Capítulo 6

Inhabilitado

La primera vez que fuimos a verle nos convertimos en estrellas por un día. Sentados a las puertas de sus casas unos o tomando el vermú en los bares los otros, en cualquier calle del pueblo, en esa mañana de verano, alguien nos paraba para presentarse y hacerle alguna carantoña a mi padre: “pero bueno”, acusaba uno con humor, “¿no nos vas a presentar a tus hijos?”, “hoy sí que tienes buena compañía”, decía otro, “¡cómo se parecen a ti”, comentaban varios. Paseábamos con el último enfermo llegado a la residencia, una gran novedad en un pequeño pueblo de la Sierra Norte de Madrid. Mi padre, ese día en que fuimos por primera vez a verle, cumplía una semana en su nuevo hogar, el centro de rehabilitación El Hayedo, y había aprovechado, antes de perder su capacidad de andar, para recorrer cada callejuela de Montejo de la Sierra, saludar a sus vecinos con las pocas palabras que ya le quedaban y gastarse parte de su sueldo en beber tónica leyendo el periódico, a ser posible el Marca.

-¿Quién es ese, papá? -le preguntaba cuando alguien se nos acercaba y mantenía una conversación con él a través de nosotros. -No me acuerdo -respondía con la mirada perdida, pero despidiéndose cortésmente del susodicho.

Al entrar en las tiendas, en un pequeño banco, en una pastelería típica, todos le llamaban por su nombre y las miradas extrañas de ajenos que tanto le acusaban en Madrid, aquí se convertían en misericordia, como si todo el pueblo estuviese entregado a la causa de acoger enfermos de Huntington. Comimos en un bar judiones y solomillo, lo típico, y celebramos que sus dueños contaran que mi padre, el nuevo, el último enfermo, iba y venía por Montejo como lo hacía por Alejandro Sánchez, su calle de toda la vida en Carabanchel. Con algunos tropiezos y algunos despistes, pero independiente, haciéndose con la rutina rural y la confianza de saberse en un lugar que sabía lo que tenía. 

Al volver a la residencia, sin embargo, mi padre envejecía siendo el más joven, no siempre en edad. En el patio, la mayoría de los enfermos no articulaban palabra y llevaban el pantalón abultado por el pañal. Las escaleras de entrada, que él subió con dificultad antes de enseñarnos todo el edificio, fueron una premonición: sin tráfico comparado con la rampa adyacente por la que unos auxiliares bajaban y subían a otros residentes en sus sillas de ruedas. En el salón principal, pocos, con la enfermedad más incipiente, luchaban por no resbalarse del sofá y acabar en el suelo, casi todo el resto, con la cabeza ladeada y soltando una baba en eterna pendiente sobre el babero, estaban atados a su silla, a su sillón, a las agujas del reloj. Ocupando un espacio pero en ningún sitio. Las auxiliares del centro saludaban a mi padre con condescendencia y, con las mismas carantoñas que los montejanos, le preguntaban si “no tenía pensado presentar a sus hijos”.

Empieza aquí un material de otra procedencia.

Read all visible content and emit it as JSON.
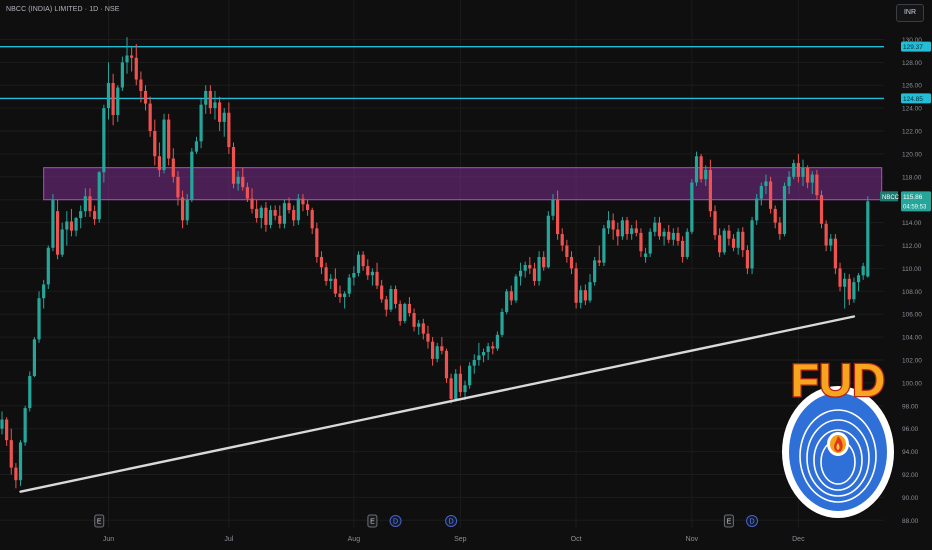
{
  "header": {
    "title": "NBCC (INDIA) LIMITED · 1D · NSE",
    "currency": "INR"
  },
  "colors": {
    "background": "#0f0f0f",
    "up": "#26a69a",
    "down": "#ef5350",
    "hline": "#22bdd6",
    "zone_fill": "#7b2d8e",
    "zone_border": "#b04bcc",
    "trendline": "#d9d9d9",
    "grid": "#1c1c1c",
    "axis_text": "#8b8f99"
  },
  "price_tag": {
    "symbol": "NBCC",
    "price": "115.86",
    "countdown": "04:59:53"
  },
  "chart_data": {
    "type": "candlestick",
    "ylim": [
      87.5,
      131
    ],
    "y_ticks": [
      "88.00",
      "90.00",
      "92.00",
      "94.00",
      "96.00",
      "98.00",
      "100.00",
      "102.00",
      "104.00",
      "106.00",
      "108.00",
      "110.00",
      "112.00",
      "114.00",
      "116.00",
      "118.00",
      "120.00",
      "122.00",
      "124.00",
      "126.00",
      "128.00",
      "130.00"
    ],
    "x_labels": [
      {
        "label": "Jun",
        "i": 23
      },
      {
        "label": "Jul",
        "i": 49
      },
      {
        "label": "Aug",
        "i": 76
      },
      {
        "label": "Sep",
        "i": 99
      },
      {
        "label": "Oct",
        "i": 124
      },
      {
        "label": "Nov",
        "i": 149
      },
      {
        "label": "Dec",
        "i": 172
      }
    ],
    "horizontal_lines": [
      {
        "value": 129.37,
        "label": "129.37"
      },
      {
        "value": 124.85,
        "label": "124.85"
      }
    ],
    "zone": {
      "from_i": 9,
      "to_i": 190,
      "low": 116.0,
      "high": 118.8
    },
    "trendline": {
      "from_i": 4,
      "from_value": 90.5,
      "to_i": 184,
      "to_value": 105.8
    },
    "events": [
      {
        "type": "E",
        "i": 21
      },
      {
        "type": "E",
        "i": 80
      },
      {
        "type": "D",
        "i": 85
      },
      {
        "type": "D",
        "i": 97
      },
      {
        "type": "E",
        "i": 157
      },
      {
        "type": "D",
        "i": 162
      }
    ],
    "candles": [
      [
        96,
        97.5,
        95.5,
        96.8
      ],
      [
        96.8,
        97,
        94.5,
        95
      ],
      [
        95,
        96,
        92,
        92.6
      ],
      [
        92.6,
        93,
        90.8,
        91.5
      ],
      [
        91.5,
        95,
        91,
        94.8
      ],
      [
        94.8,
        98,
        94.5,
        97.8
      ],
      [
        97.8,
        101,
        97.5,
        100.6
      ],
      [
        100.6,
        104,
        100.5,
        103.8
      ],
      [
        103.8,
        108,
        103.5,
        107.4
      ],
      [
        107.4,
        109,
        106.5,
        108.6
      ],
      [
        108.6,
        112,
        108.2,
        111.8
      ],
      [
        111.8,
        116.5,
        111.5,
        116
      ],
      [
        115,
        116,
        110.8,
        111.2
      ],
      [
        111.2,
        114,
        111,
        113.4
      ],
      [
        113.4,
        115,
        112,
        114.1
      ],
      [
        114.1,
        115.2,
        112.8,
        113.3
      ],
      [
        113.3,
        114.5,
        112.8,
        114.4
      ],
      [
        114.4,
        115.5,
        113.5,
        115
      ],
      [
        115,
        117,
        114.5,
        116.3
      ],
      [
        116.3,
        117,
        114.5,
        115
      ],
      [
        115,
        115.5,
        113.8,
        114.3
      ],
      [
        114.3,
        118.5,
        114,
        118.4
      ],
      [
        118.4,
        124.3,
        117.5,
        124
      ],
      [
        124,
        128,
        123,
        126.2
      ],
      [
        126.2,
        127,
        122.5,
        123.4
      ],
      [
        123.4,
        126,
        122.8,
        125.8
      ],
      [
        125.8,
        128.5,
        125.5,
        128
      ],
      [
        128,
        130.2,
        127,
        128.6
      ],
      [
        128.6,
        129.4,
        127.2,
        128.4
      ],
      [
        128.4,
        129.6,
        126,
        126.5
      ],
      [
        126.5,
        127.2,
        124.5,
        125.5
      ],
      [
        125.5,
        126,
        123.8,
        124.4
      ],
      [
        124.4,
        125,
        121.5,
        122
      ],
      [
        122,
        123,
        119,
        119.8
      ],
      [
        119.8,
        121,
        118,
        118.6
      ],
      [
        118.6,
        123.5,
        118.3,
        123
      ],
      [
        123,
        123.5,
        119,
        119.6
      ],
      [
        119.6,
        120.5,
        117.5,
        118
      ],
      [
        118,
        118.5,
        115.5,
        116.2
      ],
      [
        116.2,
        116.8,
        113.5,
        114.2
      ],
      [
        114.2,
        116.5,
        113.8,
        116
      ],
      [
        116,
        120.5,
        115.8,
        120.2
      ],
      [
        120.2,
        121.5,
        120,
        121.1
      ],
      [
        121.1,
        124.8,
        120.5,
        124.3
      ],
      [
        124.3,
        126,
        123.5,
        125.5
      ],
      [
        125.5,
        126,
        123.5,
        124
      ],
      [
        124,
        125.5,
        123,
        124.5
      ],
      [
        124.5,
        125,
        122,
        122.8
      ],
      [
        122.8,
        124,
        121.5,
        123.6
      ],
      [
        123.6,
        124.5,
        120,
        120.6
      ],
      [
        120.6,
        121,
        117,
        117.4
      ],
      [
        117.4,
        118.5,
        116.8,
        118
      ],
      [
        118,
        118.8,
        116.8,
        117.1
      ],
      [
        117.1,
        117.5,
        115.8,
        116.1
      ],
      [
        116.1,
        117,
        114.8,
        115.2
      ],
      [
        115.2,
        116,
        114,
        114.4
      ],
      [
        114.4,
        115.5,
        113.5,
        115.3
      ],
      [
        115.3,
        115.8,
        113.2,
        113.8
      ],
      [
        113.8,
        115.5,
        113.5,
        115.1
      ],
      [
        115.1,
        115.5,
        114.2,
        114.6
      ],
      [
        114.6,
        115.5,
        113.5,
        113.9
      ],
      [
        113.9,
        116,
        113.5,
        115.7
      ],
      [
        115.7,
        116.2,
        114.8,
        115.1
      ],
      [
        115.1,
        115.5,
        113.7,
        114.2
      ],
      [
        114.2,
        116.5,
        113.8,
        116.1
      ],
      [
        116.1,
        116.5,
        115,
        115.6
      ],
      [
        115.6,
        116,
        114.6,
        115.1
      ],
      [
        115.1,
        115.3,
        113,
        113.5
      ],
      [
        113.5,
        114,
        110.5,
        111
      ],
      [
        111,
        111.5,
        109.5,
        110.1
      ],
      [
        110.1,
        110.5,
        108.5,
        108.9
      ],
      [
        108.9,
        109.5,
        108.2,
        109.1
      ],
      [
        109.1,
        110,
        107.5,
        107.8
      ],
      [
        107.8,
        108.5,
        107,
        107.5
      ],
      [
        107.5,
        108,
        106.5,
        107.8
      ],
      [
        107.8,
        109.5,
        107.5,
        109.2
      ],
      [
        109.2,
        110.2,
        108.5,
        109.6
      ],
      [
        109.6,
        111.5,
        109.3,
        111.2
      ],
      [
        111.2,
        111.5,
        109.8,
        110.2
      ],
      [
        110.2,
        110.8,
        109,
        109.4
      ],
      [
        109.4,
        110,
        108.5,
        109.7
      ],
      [
        109.7,
        110.5,
        108.2,
        108.5
      ],
      [
        108.5,
        109,
        107,
        107.3
      ],
      [
        107.3,
        107.6,
        105.8,
        106.4
      ],
      [
        106.4,
        108.5,
        106.2,
        108.2
      ],
      [
        108.2,
        108.5,
        106.5,
        106.9
      ],
      [
        106.9,
        107.2,
        105,
        105.4
      ],
      [
        105.4,
        107,
        105.2,
        106.9
      ],
      [
        106.9,
        107.5,
        105.8,
        106.1
      ],
      [
        106.1,
        106.5,
        104.5,
        104.9
      ],
      [
        104.9,
        105.5,
        104.2,
        105.2
      ],
      [
        105.2,
        105.6,
        103.8,
        104.3
      ],
      [
        104.3,
        105,
        103,
        103.6
      ],
      [
        103.6,
        104,
        101.5,
        102.1
      ],
      [
        102.1,
        103.5,
        101.8,
        103.2
      ],
      [
        103.2,
        104,
        102.5,
        102.8
      ],
      [
        102.8,
        103,
        100,
        100.4
      ],
      [
        100.4,
        100.8,
        98.2,
        98.6
      ],
      [
        98.6,
        101.2,
        98.4,
        100.8
      ],
      [
        100.8,
        101.5,
        98.8,
        99.2
      ],
      [
        99.2,
        100.2,
        98.5,
        99.8
      ],
      [
        99.8,
        101.8,
        99.5,
        101.5
      ],
      [
        101.5,
        102.5,
        100.8,
        102
      ],
      [
        102,
        103.5,
        101.5,
        102.4
      ],
      [
        102.4,
        103,
        101.8,
        102.7
      ],
      [
        102.7,
        103.5,
        102,
        103.2
      ],
      [
        103.2,
        103.6,
        102.5,
        103
      ],
      [
        103,
        104.5,
        102.8,
        104.2
      ],
      [
        104.2,
        106.5,
        104,
        106.2
      ],
      [
        106.2,
        108.2,
        106,
        108
      ],
      [
        108,
        108.5,
        106.8,
        107.2
      ],
      [
        107.2,
        109.5,
        107,
        109.3
      ],
      [
        109.3,
        110.5,
        108.5,
        109.8
      ],
      [
        109.8,
        110.6,
        109.2,
        110.3
      ],
      [
        110.3,
        111,
        109.5,
        110
      ],
      [
        110,
        110.5,
        108.5,
        108.9
      ],
      [
        108.9,
        111.5,
        108.5,
        111
      ],
      [
        111,
        111.5,
        109.8,
        110.1
      ],
      [
        110.1,
        115,
        110,
        114.6
      ],
      [
        114.6,
        116.5,
        114.2,
        116
      ],
      [
        116,
        116.8,
        112.5,
        113
      ],
      [
        113,
        113.5,
        111.5,
        112
      ],
      [
        112,
        112.5,
        110.5,
        111
      ],
      [
        111,
        111.5,
        109.5,
        110
      ],
      [
        110,
        110.5,
        106.5,
        107
      ],
      [
        107,
        108.5,
        106.5,
        108.1
      ],
      [
        108.1,
        108.6,
        106.8,
        107.2
      ],
      [
        107.2,
        109.5,
        107,
        108.8
      ],
      [
        108.8,
        111,
        108.5,
        110.7
      ],
      [
        110.7,
        112,
        110.2,
        110.5
      ],
      [
        110.5,
        113.8,
        110.2,
        113.5
      ],
      [
        113.5,
        115,
        113,
        114.2
      ],
      [
        114.2,
        114.8,
        112.5,
        113.4
      ],
      [
        113.4,
        114,
        112,
        112.8
      ],
      [
        112.8,
        114.5,
        112.5,
        114.2
      ],
      [
        114.2,
        114.5,
        112.5,
        113
      ],
      [
        113,
        113.8,
        112.5,
        113.5
      ],
      [
        113.5,
        114.2,
        112.8,
        113.1
      ],
      [
        113.1,
        113.5,
        111,
        111.5
      ],
      [
        111,
        111.8,
        110.5,
        111.3
      ],
      [
        111.3,
        113.5,
        111,
        113.2
      ],
      [
        113.2,
        114.5,
        112.8,
        114
      ],
      [
        114,
        114.5,
        112.5,
        112.8
      ],
      [
        112.8,
        113.5,
        112,
        113.2
      ],
      [
        113.2,
        113.8,
        112.2,
        112.5
      ],
      [
        112.5,
        113.5,
        112,
        113.1
      ],
      [
        113.1,
        113.6,
        112,
        112.4
      ],
      [
        112.4,
        112.8,
        110.5,
        111
      ],
      [
        111,
        113.5,
        110.8,
        113.2
      ],
      [
        113.2,
        117.8,
        113,
        117.5
      ],
      [
        117.5,
        120.2,
        117.2,
        119.8
      ],
      [
        119.8,
        120,
        117.5,
        117.8
      ],
      [
        117.8,
        119,
        117.2,
        118.6
      ],
      [
        118.6,
        119.5,
        114.5,
        115
      ],
      [
        115,
        115.5,
        112.5,
        112.9
      ],
      [
        112.9,
        113.5,
        111,
        111.4
      ],
      [
        111.4,
        113.5,
        111.2,
        113.3
      ],
      [
        113.3,
        113.8,
        112,
        112.6
      ],
      [
        112.6,
        113,
        111.5,
        111.8
      ],
      [
        111.8,
        113.5,
        111.2,
        113.2
      ],
      [
        113.2,
        113.6,
        111,
        111.6
      ],
      [
        111.6,
        112,
        109.5,
        110
      ],
      [
        110,
        114.5,
        109.5,
        114.2
      ],
      [
        114.2,
        116.5,
        113.8,
        116.1
      ],
      [
        116.1,
        117.5,
        115.5,
        117.2
      ],
      [
        117.2,
        118.2,
        116.5,
        117.6
      ],
      [
        117.6,
        118,
        114.8,
        115.2
      ],
      [
        115.2,
        115.5,
        113.5,
        114
      ],
      [
        114,
        114.5,
        112.5,
        113
      ],
      [
        113,
        117.5,
        112.8,
        117.2
      ],
      [
        117.2,
        118.5,
        116.5,
        118
      ],
      [
        118,
        119.5,
        117.8,
        119.2
      ],
      [
        119.2,
        120,
        117.5,
        118
      ],
      [
        118,
        119.5,
        117.2,
        118.8
      ],
      [
        118.8,
        119,
        117,
        117.5
      ],
      [
        117.5,
        118.5,
        116.5,
        118.2
      ],
      [
        118.2,
        118.6,
        116,
        116.4
      ],
      [
        116.4,
        116.8,
        113.5,
        113.9
      ],
      [
        113.9,
        114.2,
        111.5,
        112
      ],
      [
        112,
        113,
        111.5,
        112.6
      ],
      [
        112.6,
        113,
        109.5,
        110
      ],
      [
        110,
        110.5,
        108,
        108.4
      ],
      [
        108.4,
        109.6,
        106.5,
        109.1
      ],
      [
        109.1,
        109.5,
        106.8,
        107.3
      ],
      [
        107.3,
        109.2,
        107,
        108.8
      ],
      [
        108.8,
        109.6,
        108,
        109.4
      ],
      [
        109.4,
        110.5,
        109,
        110.2
      ],
      [
        109.3,
        116.3,
        109.2,
        115.86
      ]
    ]
  }
}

-¿En qué te ayuda la enfermera, papá?
-No lo sé, no me acuerdo.

En la habitación compartida, su compañero dormía la siesta atado de manos y pies y protegido de las barandillas de la cama con gomaespuma, almohadas, sábanas dobles. Tenía calva la parte de atrás de la cabeza y moratones con herida por todo su cuerpo.
Dormía, pero no paraba de moverse. Estaba enganchado a dos máquinas, una para comer y otra para respirar. Mi padre nos señaló su cama, también tenía heridas, pero todavía no estaba conectado a nada. El paseo por la residencia fue como echar las cartas, leer las líneas de su mano. Aquel día le tocaba acicalado profundo: corte de pelo, de uñas, afeitado con cuchilla, hilo dental. No quisimos que se lo perdiese, uno no sabe cuándo va a necesitar estar completamente presentable, aunque sea en un centro de rehabilitación donde pasaría el resto de su vida inhabilitado. 

Nos fuimos antes de que cayese el sol, con un atardecer que se escondía entre las vistas de la residencia, la sierra del rincón al fondo, las tejas de la sierra pobre, el persistente olor a judiones preparándose para el día siguiente. Saliendo, todo el equipo de trabajadores de la residencia, mi padre con un gran beso, y otros enfermos, los que podían, nos acompañaron a la puerta dejando una entrañable imagen de su amor entre rejas. El pueblo ya tranquilo cuando es el toque de queda en la residencia, los abuelos preguntando “¿y tú de quién eres?”, los pocos niños sorteando perros sueltos con su bicicleta.

Podría haber sido un buen lugar para vivir.